Although the operation was a success Melissa and Graham (31) who is a production worker and forklift truck driver at Mann and Hummel in Burnley, were dealt another blow as secondary tumours were discovered on Olivia’s spine. Medics hope that the chemotherapy will eventually shrink these over time.
Brave Olivia also faced another battle when fluid started to build up in between her brain and skull and a drain has been installed to help clear this. Olivia also had to undergo a transfusion as she lost so much blood during the operation.
Melissa added: “Olivia is very bubbly and happy little girl and she has been like that through all this treatment.
“She is smiley and happy and you wouldn’t know anything is wrong with her.”
The couple, including Olivia’s big brother Reece, who is seven, have been spending every weekend at the Ronald McDonald House for families of sick children that are being treated in the hospital.
Melissa said: “Graham has not left Olivia’s side since this began so while he stays with her during the week I look after Reece at home to try and keep some kind of daily routine for him.”

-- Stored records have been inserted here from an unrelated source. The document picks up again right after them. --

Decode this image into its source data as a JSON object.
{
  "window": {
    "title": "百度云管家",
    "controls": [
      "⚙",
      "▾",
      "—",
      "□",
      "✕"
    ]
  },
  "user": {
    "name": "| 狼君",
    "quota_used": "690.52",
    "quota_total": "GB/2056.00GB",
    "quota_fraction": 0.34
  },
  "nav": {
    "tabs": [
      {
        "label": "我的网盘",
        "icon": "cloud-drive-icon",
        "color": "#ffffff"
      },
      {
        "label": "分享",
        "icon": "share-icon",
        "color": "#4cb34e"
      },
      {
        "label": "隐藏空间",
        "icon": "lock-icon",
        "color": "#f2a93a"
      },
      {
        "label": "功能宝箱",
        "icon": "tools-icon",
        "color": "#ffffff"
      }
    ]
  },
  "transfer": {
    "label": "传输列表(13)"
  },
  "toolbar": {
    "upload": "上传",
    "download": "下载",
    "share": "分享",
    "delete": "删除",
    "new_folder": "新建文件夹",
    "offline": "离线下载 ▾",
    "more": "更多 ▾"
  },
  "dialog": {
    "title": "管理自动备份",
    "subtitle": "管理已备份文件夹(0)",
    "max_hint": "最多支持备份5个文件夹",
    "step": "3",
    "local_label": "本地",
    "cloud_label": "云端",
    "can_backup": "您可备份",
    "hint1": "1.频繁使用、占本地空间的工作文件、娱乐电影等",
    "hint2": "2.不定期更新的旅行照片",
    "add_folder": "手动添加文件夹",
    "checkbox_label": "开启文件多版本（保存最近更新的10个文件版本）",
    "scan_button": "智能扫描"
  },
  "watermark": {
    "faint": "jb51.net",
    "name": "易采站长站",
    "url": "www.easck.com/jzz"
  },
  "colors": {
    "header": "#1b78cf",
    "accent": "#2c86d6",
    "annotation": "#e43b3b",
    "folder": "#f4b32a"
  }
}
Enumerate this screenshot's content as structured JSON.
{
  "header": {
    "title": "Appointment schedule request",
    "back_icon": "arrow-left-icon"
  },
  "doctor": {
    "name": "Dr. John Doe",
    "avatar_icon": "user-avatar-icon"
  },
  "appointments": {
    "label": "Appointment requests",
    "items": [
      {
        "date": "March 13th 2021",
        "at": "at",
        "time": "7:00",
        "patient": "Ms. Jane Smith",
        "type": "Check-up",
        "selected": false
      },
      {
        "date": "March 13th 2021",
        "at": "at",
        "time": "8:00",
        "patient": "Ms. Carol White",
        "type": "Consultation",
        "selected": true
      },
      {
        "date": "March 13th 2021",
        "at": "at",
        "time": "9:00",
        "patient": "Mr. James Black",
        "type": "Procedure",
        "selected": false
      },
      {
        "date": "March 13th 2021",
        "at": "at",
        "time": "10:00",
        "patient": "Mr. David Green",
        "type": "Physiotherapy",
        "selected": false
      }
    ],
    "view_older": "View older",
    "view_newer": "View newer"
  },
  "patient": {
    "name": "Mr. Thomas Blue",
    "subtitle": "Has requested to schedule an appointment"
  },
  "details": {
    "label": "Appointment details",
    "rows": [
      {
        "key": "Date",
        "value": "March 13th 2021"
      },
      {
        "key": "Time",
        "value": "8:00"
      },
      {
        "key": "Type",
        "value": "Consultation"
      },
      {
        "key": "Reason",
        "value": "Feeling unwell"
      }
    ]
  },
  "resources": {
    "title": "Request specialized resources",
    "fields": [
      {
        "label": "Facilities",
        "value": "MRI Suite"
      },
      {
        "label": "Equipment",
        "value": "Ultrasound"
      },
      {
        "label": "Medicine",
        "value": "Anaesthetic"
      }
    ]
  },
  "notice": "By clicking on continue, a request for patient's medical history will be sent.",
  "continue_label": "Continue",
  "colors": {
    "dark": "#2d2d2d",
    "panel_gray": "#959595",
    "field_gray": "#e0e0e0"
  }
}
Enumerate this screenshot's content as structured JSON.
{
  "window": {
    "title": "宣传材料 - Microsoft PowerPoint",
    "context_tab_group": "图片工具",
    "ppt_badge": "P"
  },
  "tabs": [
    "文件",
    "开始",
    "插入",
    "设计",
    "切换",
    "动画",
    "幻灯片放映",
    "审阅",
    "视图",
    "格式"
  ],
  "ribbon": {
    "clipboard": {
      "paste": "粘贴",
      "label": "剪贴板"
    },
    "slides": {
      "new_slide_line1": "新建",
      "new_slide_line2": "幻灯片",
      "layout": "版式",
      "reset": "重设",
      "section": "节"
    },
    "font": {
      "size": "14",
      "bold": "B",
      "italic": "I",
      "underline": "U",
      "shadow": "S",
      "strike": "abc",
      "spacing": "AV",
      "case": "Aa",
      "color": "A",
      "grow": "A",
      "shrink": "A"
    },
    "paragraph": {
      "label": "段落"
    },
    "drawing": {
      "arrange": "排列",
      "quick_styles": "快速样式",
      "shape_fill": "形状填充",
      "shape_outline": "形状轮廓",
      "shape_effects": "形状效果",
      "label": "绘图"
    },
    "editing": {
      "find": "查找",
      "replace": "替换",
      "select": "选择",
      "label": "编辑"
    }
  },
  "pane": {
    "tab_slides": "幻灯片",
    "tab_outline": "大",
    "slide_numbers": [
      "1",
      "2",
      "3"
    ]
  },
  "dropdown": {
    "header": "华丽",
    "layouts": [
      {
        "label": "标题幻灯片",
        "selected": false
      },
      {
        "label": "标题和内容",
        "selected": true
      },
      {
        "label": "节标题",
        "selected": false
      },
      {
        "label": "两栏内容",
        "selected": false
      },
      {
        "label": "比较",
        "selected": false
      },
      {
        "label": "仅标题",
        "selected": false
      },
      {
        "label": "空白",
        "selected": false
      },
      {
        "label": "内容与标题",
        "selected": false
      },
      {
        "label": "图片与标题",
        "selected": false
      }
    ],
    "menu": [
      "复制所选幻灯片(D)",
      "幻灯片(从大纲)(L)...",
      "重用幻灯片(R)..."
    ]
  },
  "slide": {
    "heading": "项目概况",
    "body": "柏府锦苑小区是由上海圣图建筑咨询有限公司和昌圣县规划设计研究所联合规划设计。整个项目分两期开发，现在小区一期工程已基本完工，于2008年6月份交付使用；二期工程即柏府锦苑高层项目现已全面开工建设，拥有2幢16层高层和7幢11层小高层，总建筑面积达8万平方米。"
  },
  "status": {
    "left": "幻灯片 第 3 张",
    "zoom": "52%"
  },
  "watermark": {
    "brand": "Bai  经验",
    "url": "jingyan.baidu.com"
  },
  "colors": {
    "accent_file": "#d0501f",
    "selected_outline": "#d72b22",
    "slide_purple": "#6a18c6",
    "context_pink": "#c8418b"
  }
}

Friends and relatives have rallied round with help, support and regular hospital visits to Olivia to keep their spirits up and Melissa’s brother, Luke, even flew over from his home in Canada with his wife and four-month-old baby to be at Olivia’s side.
And Melissa’s cousin, Leanne Cottam, has launched a fund raising campaign to help the couple pay for their petrol and food expenses. And Olivia’s Battle Fund is already almost halfway to its £2,000 target.
Nelissa said: “We want to thank everyone who has helped us, we haven’t had chance until now.”
The Accrington Darts Super league, which Graham plays for, has thrown its support behind the battle fund and appeals for donations have also been made at cricket matches played at Burnley, Todmorden and Bacup.